A Court of Appeal in Brussels gives three-year conditional discharge to Maltese civil servant at the European Union, but acquits him of incitement to hate towards people of Jewish faith

Stefan Grech: sentence confirmed on appeal
Stefan Grech: sentence confirmed on appeal

A Court of Appeal in Brussels has upheld a three-year suspended sentence for a Maltese civil servant at the European Union, over a racially-motivated assault on a civil servant of the EU.

Stefan Grech, 51, had his probationary sentence confirmed by an appeals court but reduced to a conditional discharge for three years, subject to good conduct and without other conditions.

The appeal however acquitted Grech of the charges concerning “incitement to hate or violence towards people of Jewish faith”.

Grech was asked to pay legal and court expenses, and nominal fees for damages to his victim.

Originally, Grech was sentenced in 2018 and ordered to submit himself to therapy for his alcohol habit, and carry out an unspecified number of hours of community work with a race-related organisation.

Grech, brother of Nationalist MP Claudio Grech, was formally charged, and found guilty of, incitement to hate or violence towards people of Jewish faith, violation of anti-racism laws, and assault aggravated by racial hatred.

The incident took place in 2015, when Grech was involved in a drunken altercation with a restaurant patron and her friend.

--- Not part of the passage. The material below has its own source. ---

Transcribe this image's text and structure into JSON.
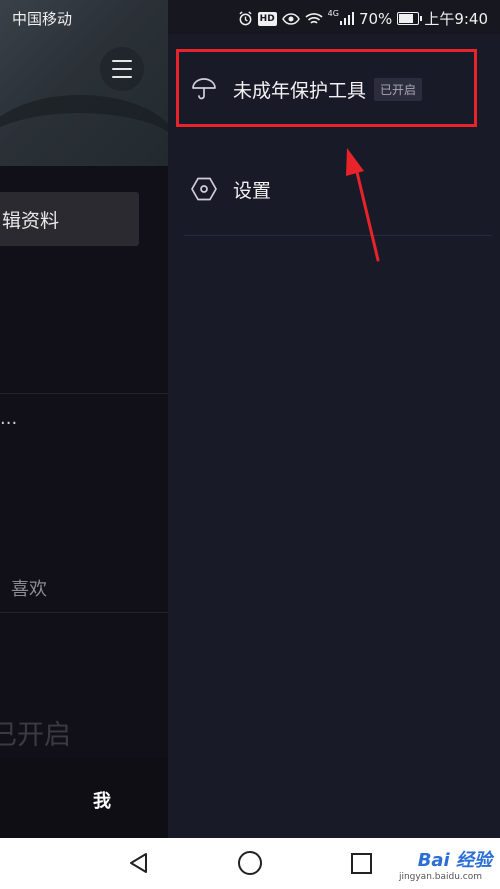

Grech was having drinks with friends at the L’Italiano café, when he reportedly started a rant lauding the Italian fascist dictator Benito Mussolini, to which a 50-year-old Italian woman, also a head of unit at the European Commission, objected to.

According to the claims of the woman and her friend, who were the only witnesses brought by the injured party in the case, Grech attacked the woman when she confronted him over his rant. In her police complaint, the woman said Grech started to attack her when she told him, ‘I could be Jewish’… “That’s when all of a sudden the man took the sign in his hand and hit me in the face near my left ear. He then tried to take my neck in hands to strangle me.”

The woman claimed Grech told her: “You should have all been killed”. After filing her police complaint, the woman was taken to hospital where she was treated for concussion.

Grech had admitted drinking considerably by the time of the incident and that his banter was misinterpreted in a moment of high jinks gone wrong. Another witness, Fabrio Fracasso, told the police that Grech was very drunk.

“Among our Italian friends were a communist and also a fascist, who showed off his tattoo of Mussolini and then went outside to his car to bring back a mock licence-plate that read ‘Mussolini’ – so I started waving it around in the face of the communist, taunting him about it by singing a fascist song. It was simply banter, nothing serious,” Grech told the court.